Vincent Bernat blogged on using Netfilter rulesets, pointing out that inserting the rules one-by-one using iptables calls may leave your firewall temporarily incomplete, eventually half-working, and that this approach can be slow.

He’s right with that, but there are tools that do this properly. ;-)

Some years ago, for a multi-homed firewall, I wrote a tool called Pyroman. Using rules specified either in Python or XML syntax, it generates a firewall ruleset for you.

But it also adresses the points Vincent raised:

  • It uses iptables-restore to load the firewall more efficiently than by calling iptables a hundred times
  • It will backup the previous firewall, and roll-back on errors (or lack of confirmation, if you are remote and use --safe)

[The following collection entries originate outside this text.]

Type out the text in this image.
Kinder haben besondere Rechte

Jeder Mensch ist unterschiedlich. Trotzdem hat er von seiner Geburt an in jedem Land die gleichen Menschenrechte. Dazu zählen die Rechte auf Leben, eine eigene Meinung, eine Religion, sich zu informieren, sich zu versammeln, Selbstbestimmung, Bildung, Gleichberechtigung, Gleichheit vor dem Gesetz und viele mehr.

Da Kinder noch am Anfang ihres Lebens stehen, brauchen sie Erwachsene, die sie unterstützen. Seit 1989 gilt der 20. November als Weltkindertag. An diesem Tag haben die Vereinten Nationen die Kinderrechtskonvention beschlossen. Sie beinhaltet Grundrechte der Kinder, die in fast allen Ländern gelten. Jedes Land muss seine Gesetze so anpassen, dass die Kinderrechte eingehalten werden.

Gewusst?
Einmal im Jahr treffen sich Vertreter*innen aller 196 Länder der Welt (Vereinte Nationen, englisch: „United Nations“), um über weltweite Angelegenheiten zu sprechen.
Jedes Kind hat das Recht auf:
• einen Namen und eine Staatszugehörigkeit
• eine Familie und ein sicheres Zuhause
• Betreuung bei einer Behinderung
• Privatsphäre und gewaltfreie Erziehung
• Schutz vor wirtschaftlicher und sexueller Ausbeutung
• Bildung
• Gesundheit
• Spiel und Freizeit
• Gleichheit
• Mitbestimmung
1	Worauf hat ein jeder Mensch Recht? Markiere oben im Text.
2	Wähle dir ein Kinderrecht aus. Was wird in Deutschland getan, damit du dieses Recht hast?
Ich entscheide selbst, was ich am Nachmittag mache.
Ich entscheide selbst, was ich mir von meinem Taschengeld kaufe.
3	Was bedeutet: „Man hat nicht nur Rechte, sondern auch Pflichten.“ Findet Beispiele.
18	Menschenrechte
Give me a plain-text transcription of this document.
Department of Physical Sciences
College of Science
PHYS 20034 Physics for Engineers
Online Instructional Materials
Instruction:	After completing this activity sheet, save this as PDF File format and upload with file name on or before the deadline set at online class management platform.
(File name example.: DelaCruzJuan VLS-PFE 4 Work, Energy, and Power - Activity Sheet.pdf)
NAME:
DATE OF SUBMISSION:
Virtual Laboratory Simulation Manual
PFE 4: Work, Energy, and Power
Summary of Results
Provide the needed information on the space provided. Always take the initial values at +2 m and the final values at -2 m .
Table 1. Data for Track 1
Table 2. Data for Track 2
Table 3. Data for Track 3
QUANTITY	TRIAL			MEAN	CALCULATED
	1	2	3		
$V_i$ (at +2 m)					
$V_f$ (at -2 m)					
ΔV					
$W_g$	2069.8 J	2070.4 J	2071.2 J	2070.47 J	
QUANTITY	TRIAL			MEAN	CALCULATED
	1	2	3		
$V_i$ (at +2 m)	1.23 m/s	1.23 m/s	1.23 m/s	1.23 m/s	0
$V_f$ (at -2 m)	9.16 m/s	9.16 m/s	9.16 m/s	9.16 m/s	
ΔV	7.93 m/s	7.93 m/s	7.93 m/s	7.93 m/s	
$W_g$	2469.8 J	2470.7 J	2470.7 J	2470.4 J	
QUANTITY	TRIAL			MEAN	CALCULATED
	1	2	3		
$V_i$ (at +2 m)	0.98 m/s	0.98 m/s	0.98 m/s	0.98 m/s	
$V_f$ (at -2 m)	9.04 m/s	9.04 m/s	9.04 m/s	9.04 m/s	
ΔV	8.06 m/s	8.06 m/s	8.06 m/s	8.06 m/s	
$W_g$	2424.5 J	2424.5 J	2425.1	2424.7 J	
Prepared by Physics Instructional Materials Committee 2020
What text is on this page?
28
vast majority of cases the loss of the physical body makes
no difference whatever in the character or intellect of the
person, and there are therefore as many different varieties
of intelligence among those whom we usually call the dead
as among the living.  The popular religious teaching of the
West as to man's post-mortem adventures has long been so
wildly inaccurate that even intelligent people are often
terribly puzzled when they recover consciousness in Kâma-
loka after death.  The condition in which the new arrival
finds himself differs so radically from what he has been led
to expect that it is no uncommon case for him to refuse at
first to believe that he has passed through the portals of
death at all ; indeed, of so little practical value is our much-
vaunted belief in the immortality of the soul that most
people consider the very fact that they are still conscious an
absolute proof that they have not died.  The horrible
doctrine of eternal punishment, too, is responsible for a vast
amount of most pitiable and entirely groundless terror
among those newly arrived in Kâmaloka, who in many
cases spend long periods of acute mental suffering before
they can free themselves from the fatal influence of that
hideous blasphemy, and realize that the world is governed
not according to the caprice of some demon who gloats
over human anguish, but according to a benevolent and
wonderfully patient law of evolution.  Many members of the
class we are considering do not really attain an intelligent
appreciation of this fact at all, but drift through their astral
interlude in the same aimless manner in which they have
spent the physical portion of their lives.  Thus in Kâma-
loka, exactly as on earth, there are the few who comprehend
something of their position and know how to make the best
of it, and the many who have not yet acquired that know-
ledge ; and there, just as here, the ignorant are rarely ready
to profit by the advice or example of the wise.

It also has a nice feature for the use in staging: it can generate firewall rule sets offline, to allow you reviewing them before use, or transfer them to a different host. Not all functionality is supported though (e.g. the Firewall.hostname constant usable in python conditionals will still be the name of the host you generate the rules on - you may want to add a --hostname parameter to pyroman)

pyroman --print-verbose will generate a script readable by iptables-restore except for one problem: it contains both the rules for IPv4 and for IPv6, separated by #### IPv6 rules. It will also annotate the origin of the rule, for example:

# /etc/pyroman/02_icmpv6.py:82
-A rfc4890f -p icmpv6 --icmpv6-type 255 -j DROP

indicates that this particular line was produced due to line 82 in file /etc/pyroman/02_icmpv6.py. This makes debugging easier. In particular it allows pyroman to produce a meaningful error message if the rules are rejected by the kernel: it will tell you which line caused the rule that was rejected.

For the next version, I will probably add --output-ipv4 and --output-ipv6 options to make this more convenient to use. So far, pyroman is meant to be used on the firewall itself.

Note: if you have configured a firewall that you are happy with, you can always use iptables-save to dump the current firewall. But it will not preserve comments, obviously.